Re: [RFC PATCH v4 03/12] PM: Introduce an Energy Model management framework

From: Quentin Perret
Date: Tue Jul 10 2018 - 04:32:13 EST


On Monday 09 Jul 2018 at 20:07:31 (+0200), Dietmar Eggemann wrote:
> On 06/28/2018 01:40 PM, Quentin Perret wrote:
> This em_rescale_cpu_capacity() function is still very much specific to
> systems with asymmetric cpu capacity (Arm big.Little/DynamIQ). Only after
> cpufreq is up we can determine the capacity of a CPU, hence we need this one
> to set the CPU capacity values for the individual performance states.

The abstraction is that this function is needed by all systems where the
capacities of CPUs are discovered late, or can be changed at run-time.
But yeah, AFAICT this applies mainly to Arm big.LITTLE and/or DynamIQ
systems, at least for now.

>
> Can you not calculate capacity 'on the fly' just using freq and max freq as
> well as arch_scale_cpu_capacity() which gives you max capacity?
>
> capacity = arch_scale_cpu_capacity() * freq / max_freq
>
> In this case we could get rid of the 'ugly' EM rescaling infrastructure.

Indeed, having 'capacity' values in the EM framework is just an
optimization for the scheduler, so that it doesn't need to compute them
in the wake-up path. I could get rid of the whole
em_rescale_cpu_capacity() mess (and by the same occasion the RCU
protection of the tables ...) if I removed the 'capacity' values from
the EM. But that means a slightly higher complexity on the scheduler side.

As you said, the capacity of a CPU at a specific OPP is:

cap(opp) = freq(opp) * scale_cpu / max_freq

Now, we estimate the energy consumed by this CPU as:

nrg = power(opp) * util / cap(opp)

because 'util / cap(opp)' represents its percentage of busy time.

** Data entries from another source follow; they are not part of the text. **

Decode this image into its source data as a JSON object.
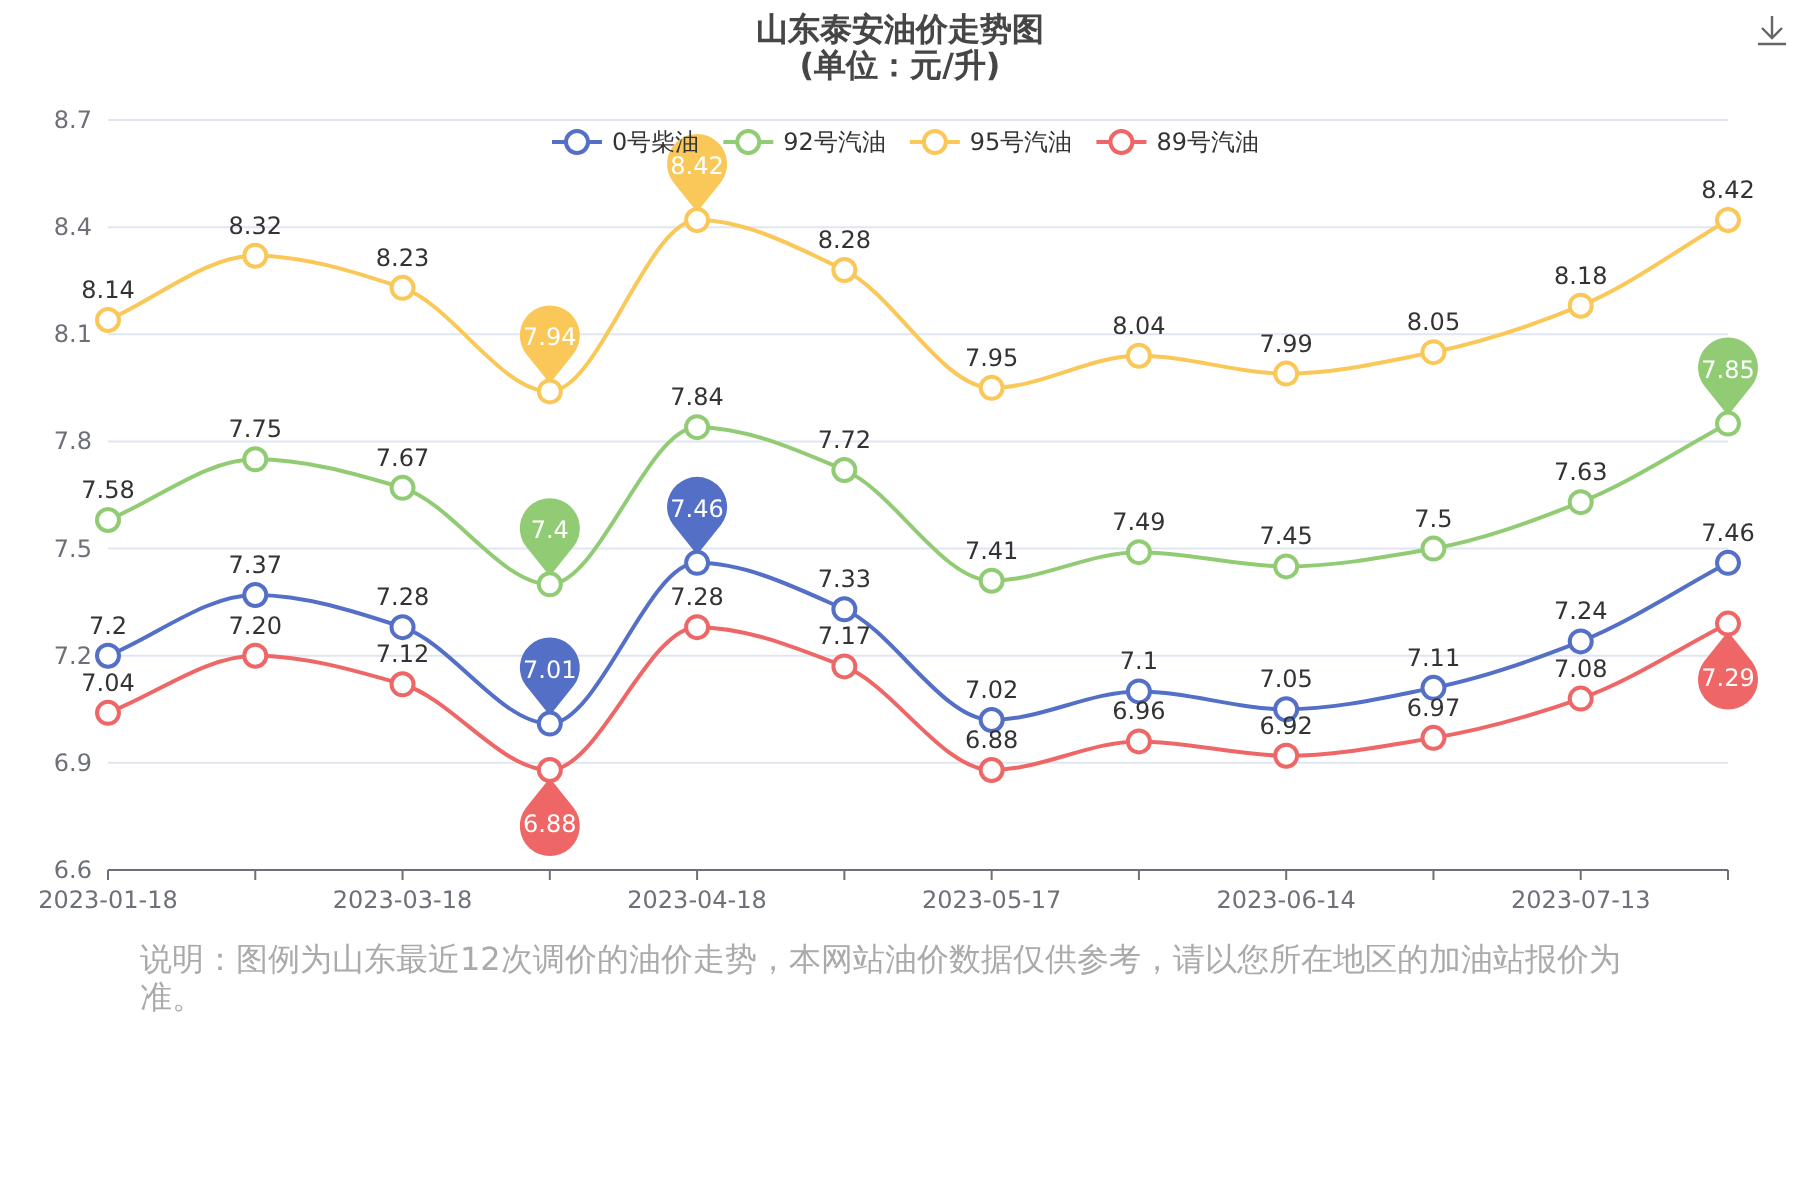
{
  "chart_data": {
    "type": "line",
    "title": "山东泰安油价走势图",
    "subtitle": "(单位：元/升)",
    "categories": [
      "2023-01-18",
      null,
      "2023-03-18",
      null,
      "2023-04-18",
      null,
      "2023-05-17",
      null,
      "2023-06-14",
      null,
      "2023-07-13",
      null
    ],
    "series": [
      {
        "name": "0号柴油",
        "color": "#5470c6",
        "values": [
          7.2,
          7.37,
          7.28,
          7.01,
          7.46,
          7.33,
          7.02,
          7.1,
          7.05,
          7.11,
          7.24,
          7.46
        ],
        "value_labels": [
          "7.2",
          "7.37",
          "7.28",
          null,
          null,
          "7.33",
          "7.02",
          "7.1",
          "7.05",
          "7.11",
          "7.24",
          "7.46"
        ]
      },
      {
        "name": "92号汽油",
        "color": "#91cc75",
        "values": [
          7.58,
          7.75,
          7.67,
          7.4,
          7.84,
          7.72,
          7.41,
          7.49,
          7.45,
          7.5,
          7.63,
          7.85
        ],
        "value_labels": [
          "7.58",
          "7.75",
          "7.67",
          null,
          "7.84",
          "7.72",
          "7.41",
          "7.49",
          "7.45",
          "7.5",
          "7.63",
          null
        ]
      },
      {
        "name": "95号汽油",
        "color": "#fac858",
        "values": [
          8.14,
          8.32,
          8.23,
          7.94,
          8.42,
          8.28,
          7.95,
          8.04,
          7.99,
          8.05,
          8.18,
          8.42
        ],
        "value_labels": [
          "8.14",
          "8.32",
          "8.23",
          null,
          null,
          "8.28",
          "7.95",
          "8.04",
          "7.99",
          "8.05",
          "8.18",
          "8.42"
        ]
      },
      {
        "name": "89号汽油",
        "color": "#ee6666",
        "values": [
          7.04,
          7.2,
          7.12,
          6.88,
          7.28,
          7.17,
          6.88,
          6.96,
          6.92,
          6.97,
          7.08,
          7.29
        ],
        "value_labels": [
          "7.04",
          "7.20",
          "7.12",
          null,
          "7.28",
          "7.17",
          "6.88",
          "6.96",
          "6.92",
          "6.97",
          "7.08",
          null
        ]
      }
    ],
    "ylim": [
      6.6,
      8.7
    ],
    "yticks": [
      6.6,
      6.9,
      7.2,
      7.5,
      7.8,
      8.1,
      8.4,
      8.7
    ],
    "grid": "y",
    "legend": "top",
    "marker": "circle",
    "line_style": "solid",
    "annotations": [
      {
        "text": "8.42",
        "x": "2023-04-18",
        "y": 8.42
      },
      {
        "text": "7.94",
        "y": 7.94
      },
      {
        "text": "7.85",
        "y": 7.85
      },
      {
        "text": "7.4",
        "y": 7.4
      },
      {
        "text": "7.46",
        "x": "2023-04-18",
        "y": 7.46
      },
      {
        "text": "7.01",
        "y": 7.01
      },
      {
        "text": "7.29",
        "y": 7.29
      },
      {
        "text": "6.88",
        "y": 6.88
      },
      "说明：图例为山东最近12次调价的油价走势，本网站油价数据仅供参考，请以您所在地区的加油站报价为准。"
    ]
  }
}
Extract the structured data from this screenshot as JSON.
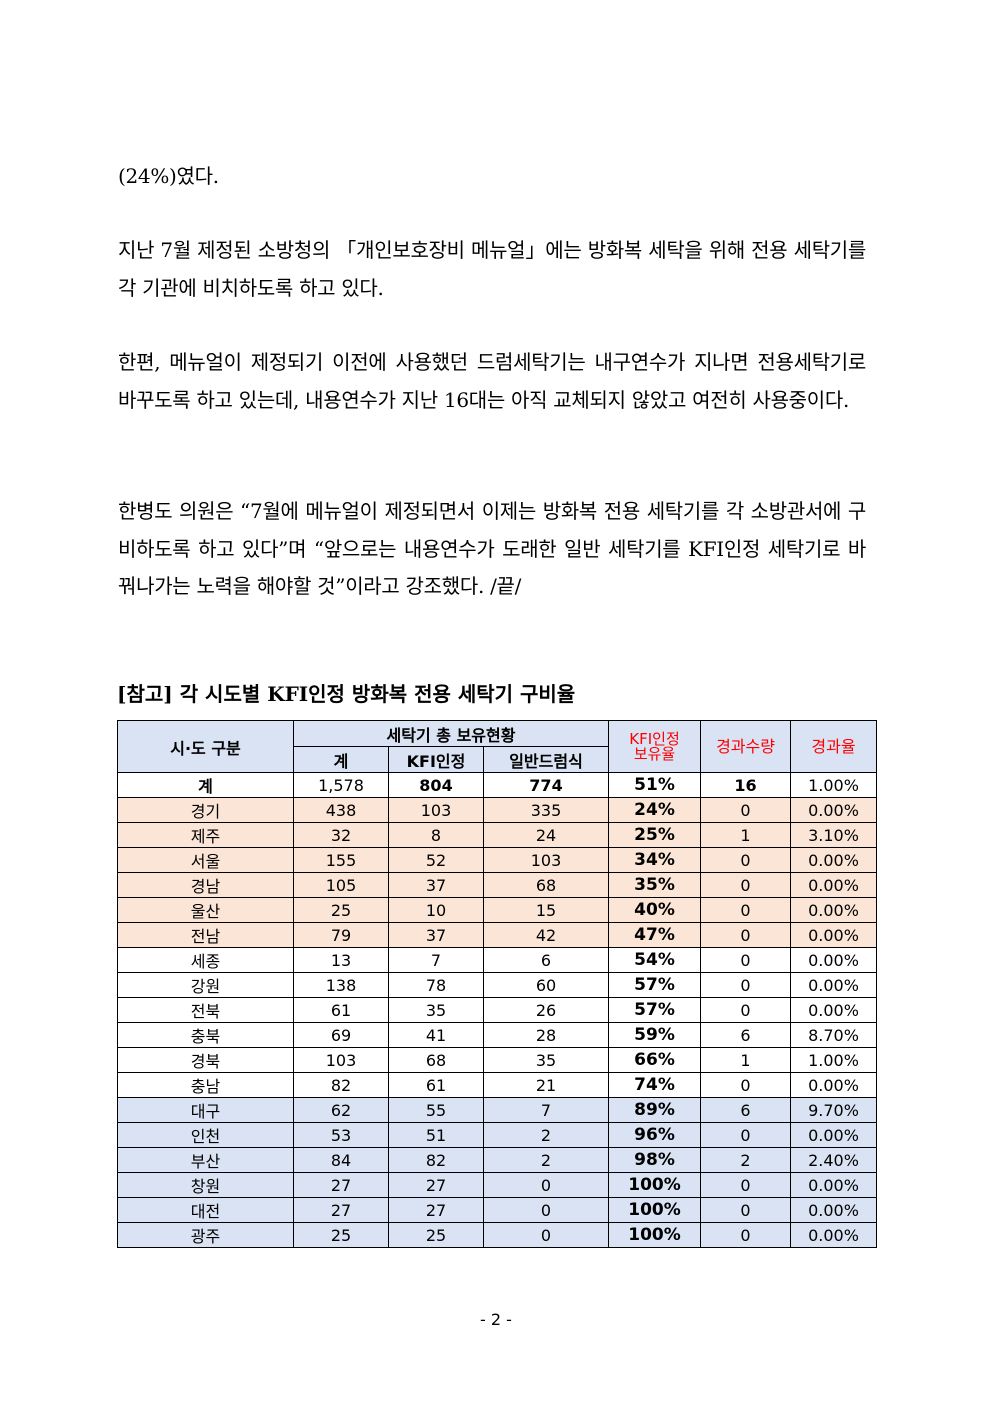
{
  "paragraphs": [
    "(24%)였다.",
    "지난 7월 제정된 소방청의 「개인보호장비 메뉴얼」에는 방화복 세탁을 위해 전용 세탁기를 각 기관에 비치하도록 하고 있다.",
    "한편, 메뉴얼이 제정되기 이전에 사용했던 드럼세탁기는 내구연수가 지나면 전용세탁기로 바꾸도록 하고 있는데, 내용연수가 지난 16대는 아직 교체되지 않았고 여전히 사용중이다.",
    "한병도 의원은 “7월에 메뉴얼이 제정되면서 이제는 방화복 전용 세탁기를 각 소방관서에 구비하도록 하고 있다”며 “앞으로는 내용연수가 도래한 일반 세탁기를 KFI인정 세탁기로 바꿔나가는 노력을 해야할 것”이라고 강조했다. /끝/"
  ],
  "ref_title": "[참고] 각 시도별 KFI인정 방화복 전용 세탁기 구비율",
  "table": {
    "headers": {
      "region": "시·도 구분",
      "holdings": "세탁기 총 보유현황",
      "total": "계",
      "kfi": "KFI인정",
      "drum": "일반드럼식",
      "kfi_rate_1": "KFI인정",
      "kfi_rate_2": "보유율",
      "expired": "경과수량",
      "expired_rate": "경과율"
    },
    "total_row": [
      "계",
      "1,578",
      "804",
      "774",
      "51%",
      "16",
      "1.00%"
    ],
    "rows": [
      {
        "c": [
          "경기",
          "438",
          "103",
          "335",
          "24%",
          "0",
          "0.00%"
        ],
        "hl": "orange"
      },
      {
        "c": [
          "제주",
          "32",
          "8",
          "24",
          "25%",
          "1",
          "3.10%"
        ],
        "hl": "orange"
      },
      {
        "c": [
          "서울",
          "155",
          "52",
          "103",
          "34%",
          "0",
          "0.00%"
        ],
        "hl": "orange"
      },
      {
        "c": [
          "경남",
          "105",
          "37",
          "68",
          "35%",
          "0",
          "0.00%"
        ],
        "hl": "orange"
      },
      {
        "c": [
          "울산",
          "25",
          "10",
          "15",
          "40%",
          "0",
          "0.00%"
        ],
        "hl": "orange"
      },
      {
        "c": [
          "전남",
          "79",
          "37",
          "42",
          "47%",
          "0",
          "0.00%"
        ],
        "hl": "orange"
      },
      {
        "c": [
          "세종",
          "13",
          "7",
          "6",
          "54%",
          "0",
          "0.00%"
        ],
        "hl": "none"
      },
      {
        "c": [
          "강원",
          "138",
          "78",
          "60",
          "57%",
          "0",
          "0.00%"
        ],
        "hl": "none"
      },
      {
        "c": [
          "전북",
          "61",
          "35",
          "26",
          "57%",
          "0",
          "0.00%"
        ],
        "hl": "none"
      },
      {
        "c": [
          "충북",
          "69",
          "41",
          "28",
          "59%",
          "6",
          "8.70%"
        ],
        "hl": "none"
      },
      {
        "c": [
          "경북",
          "103",
          "68",
          "35",
          "66%",
          "1",
          "1.00%"
        ],
        "hl": "none"
      },
      {
        "c": [
          "충남",
          "82",
          "61",
          "21",
          "74%",
          "0",
          "0.00%"
        ],
        "hl": "none"
      },
      {
        "c": [
          "대구",
          "62",
          "55",
          "7",
          "89%",
          "6",
          "9.70%"
        ],
        "hl": "blue"
      },
      {
        "c": [
          "인천",
          "53",
          "51",
          "2",
          "96%",
          "0",
          "0.00%"
        ],
        "hl": "blue"
      },
      {
        "c": [
          "부산",
          "84",
          "82",
          "2",
          "98%",
          "2",
          "2.40%"
        ],
        "hl": "blue"
      },
      {
        "c": [
          "창원",
          "27",
          "27",
          "0",
          "100%",
          "0",
          "0.00%"
        ],
        "hl": "blue"
      },
      {
        "c": [
          "대전",
          "27",
          "27",
          "0",
          "100%",
          "0",
          "0.00%"
        ],
        "hl": "blue"
      },
      {
        "c": [
          "광주",
          "25",
          "25",
          "0",
          "100%",
          "0",
          "0.00%"
        ],
        "hl": "blue"
      }
    ]
  },
  "colors": {
    "header_bg": "#dae3f3",
    "low_rate_bg": "#fbe5d6",
    "high_rate_bg": "#dae3f3",
    "header_red": "#ff0000"
  },
  "page_number": "- 2 -"
}
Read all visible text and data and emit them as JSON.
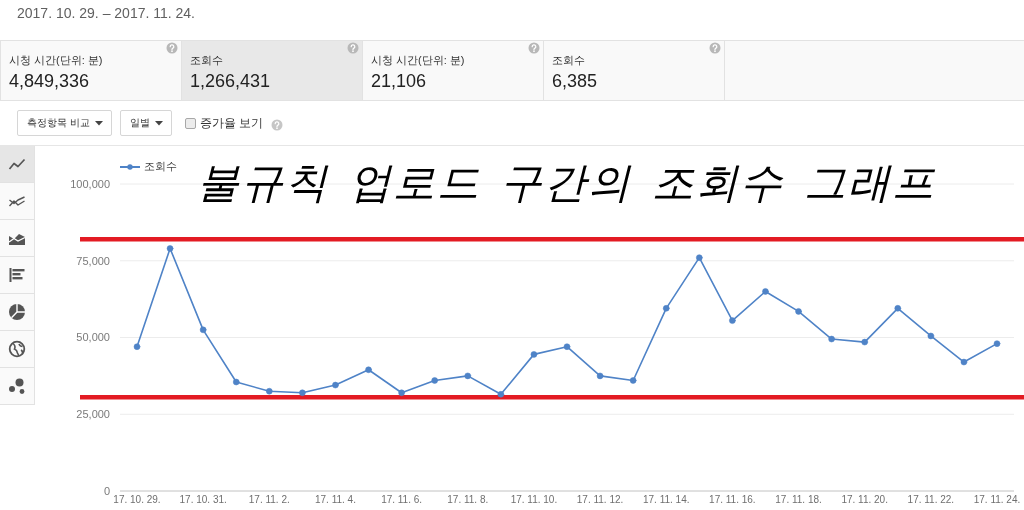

If I
inject the first equation in the second, I get:

nrg = power(opp) * util * max_freq / (scale_cpu * freq(opp))

and this can be re-arranged as:

nrg = (power(opp) * max_freq / freq(opp)) * (util / scale_cpu)

In the above equation, the first term between () is static so I could
pre-compute it as a 'cost' for that OPP and store it in the EM table:

cost(opp) = power(opp) * max_freq / freq(opp)

And then the energy calculation would be something like:

nrg = cost(opp) * util / scale_cpu

If 'scale_cpu' was static, I could fold it into 'cost' and avoid the cost
of the division. But it's not really, so I can either re-do the division
all the time on the scheduler side, or play with RCU to cache the result
of the division in the EM framework.

(I now realize that the current implementation of em_fd_energy() does
'cs->power * sum_util / cs->capacity' but the power / capacity ratio is
constant so, if we decide to keep the capacity values in the EM, I
should still cache 'power / capacity' in the EM tables and actually save
the division ...)

This is really a performance vs. code complexity trade-off. I made the
choice of performance since we're talking about the scheduler here, but
I'm not sure how much we really save by saving this division TBH.

Thoughts ?

Thanks,
Quentin